À mes yeux, les « zèbres » sont donc avant tout des personnes DIFFÉRENTES dans leur manière de percevoir le monde, et donc de s’y intégrer. Leur intelligence, s’il faut parler d’intelligence, se différencie surtout du point de vue émotionnel, et cela grâce à une meilleure interaction observée entre leurs deux hémisphères cérébraux, ainsi qu’une activité cérébrale plus importante, notamment dans des aires spécifiques et généralement peu développées dans notre civilisation occidentale.

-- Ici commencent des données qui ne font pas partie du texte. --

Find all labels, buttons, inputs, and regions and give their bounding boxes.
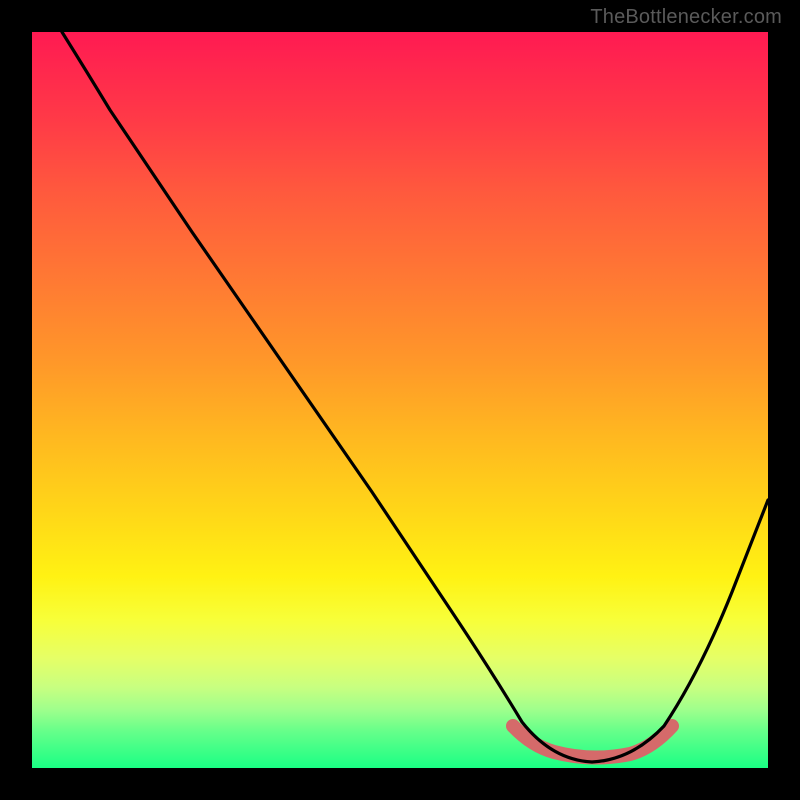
bottleneck-curve (62, 32, 768, 762)
curve-layer (32, 32, 768, 768)
plot-area (32, 32, 768, 768)
watermark-text: TheBottlenecker.com (590, 6, 782, 29)
chart-container: TheBottlenecker.com (0, 0, 800, 800)
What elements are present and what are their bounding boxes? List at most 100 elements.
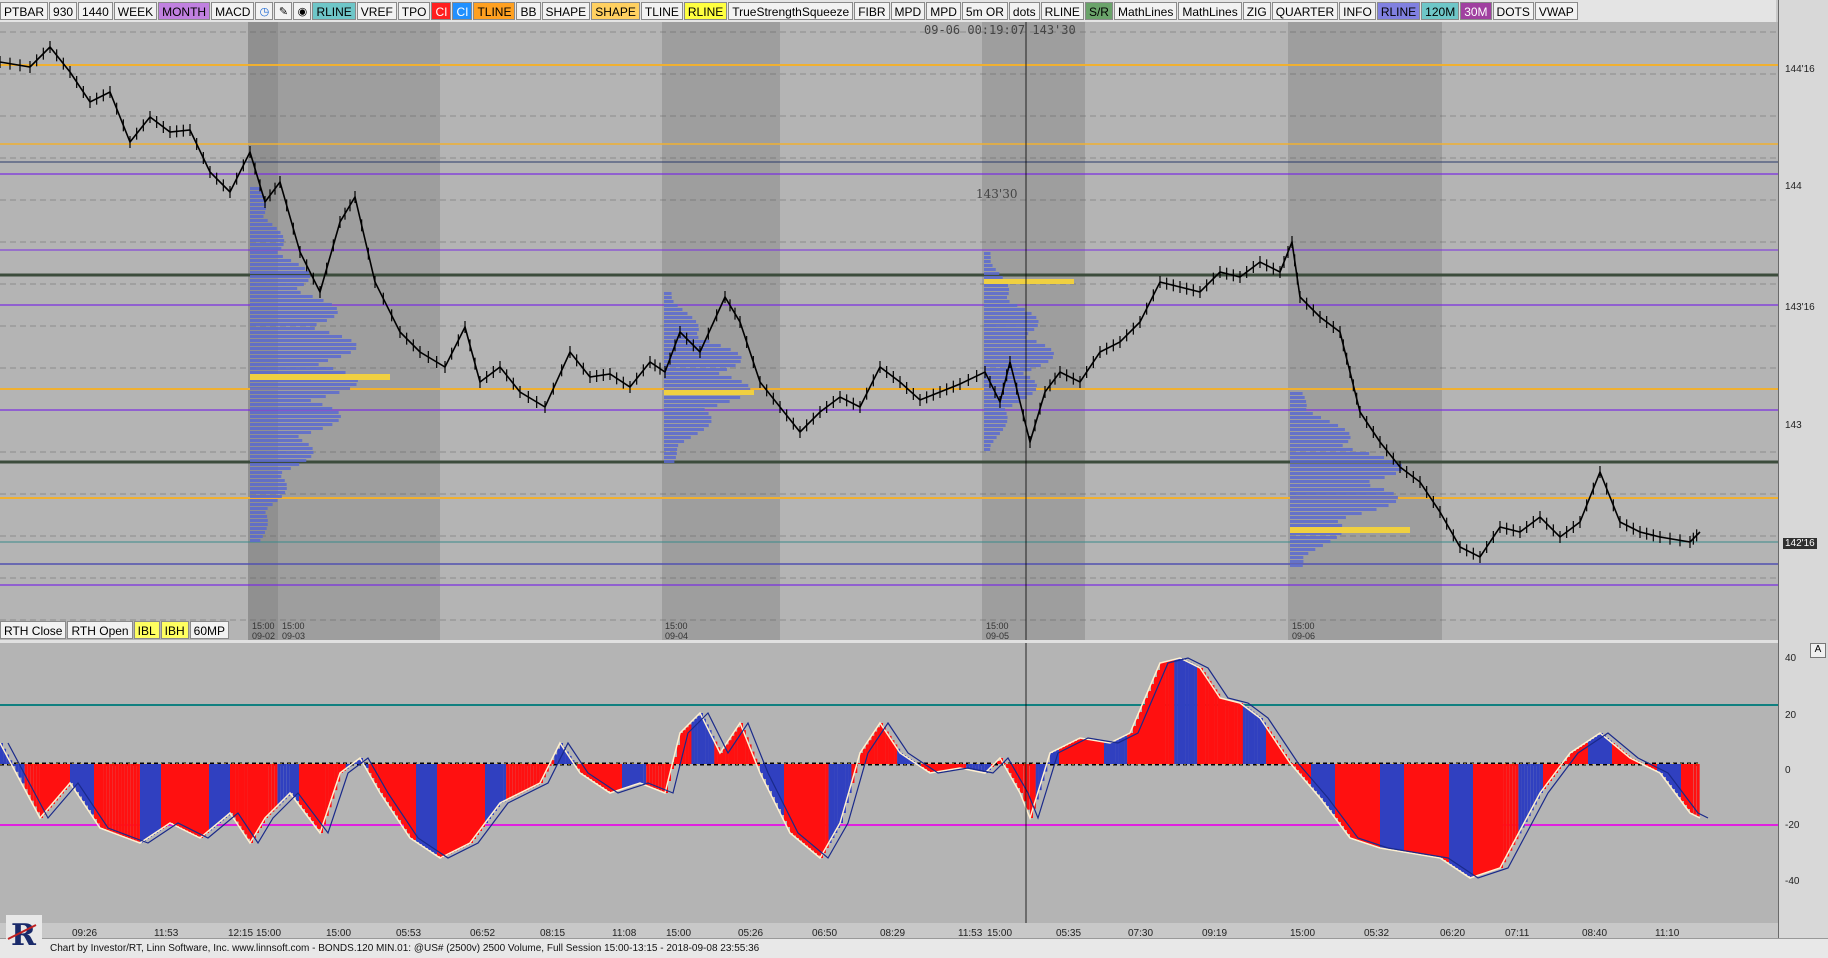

Par ailleurs, leur cerveau serait plus « efficace », dans le sens où il consommerait moins de glucose pour des connexions neuronales beaucoup plus diversifiées.

Les « zèbres » sont des hypersensibles de la vie et de grands créatifs. Ils sont dotés d’une très forte empathie naturelle, mais sont souvent perçus par les autres comme des gens trop perfectionnistes, trop décalés, trop rêveurs, trop sensibles, trop émotifs, trop indépendants… et donc, à tort, comme des personnes qui seraient « trop vulnérables » dans une société dans laquelle toute idée de bonheur semble être réduite à un simple besoin de se conformer aux autres.

Vous avez dit « trop inaptes », ces drôles de zèbres ?

Et si, justement, c’étaient eux, la version 3.0 de l’Être humain ?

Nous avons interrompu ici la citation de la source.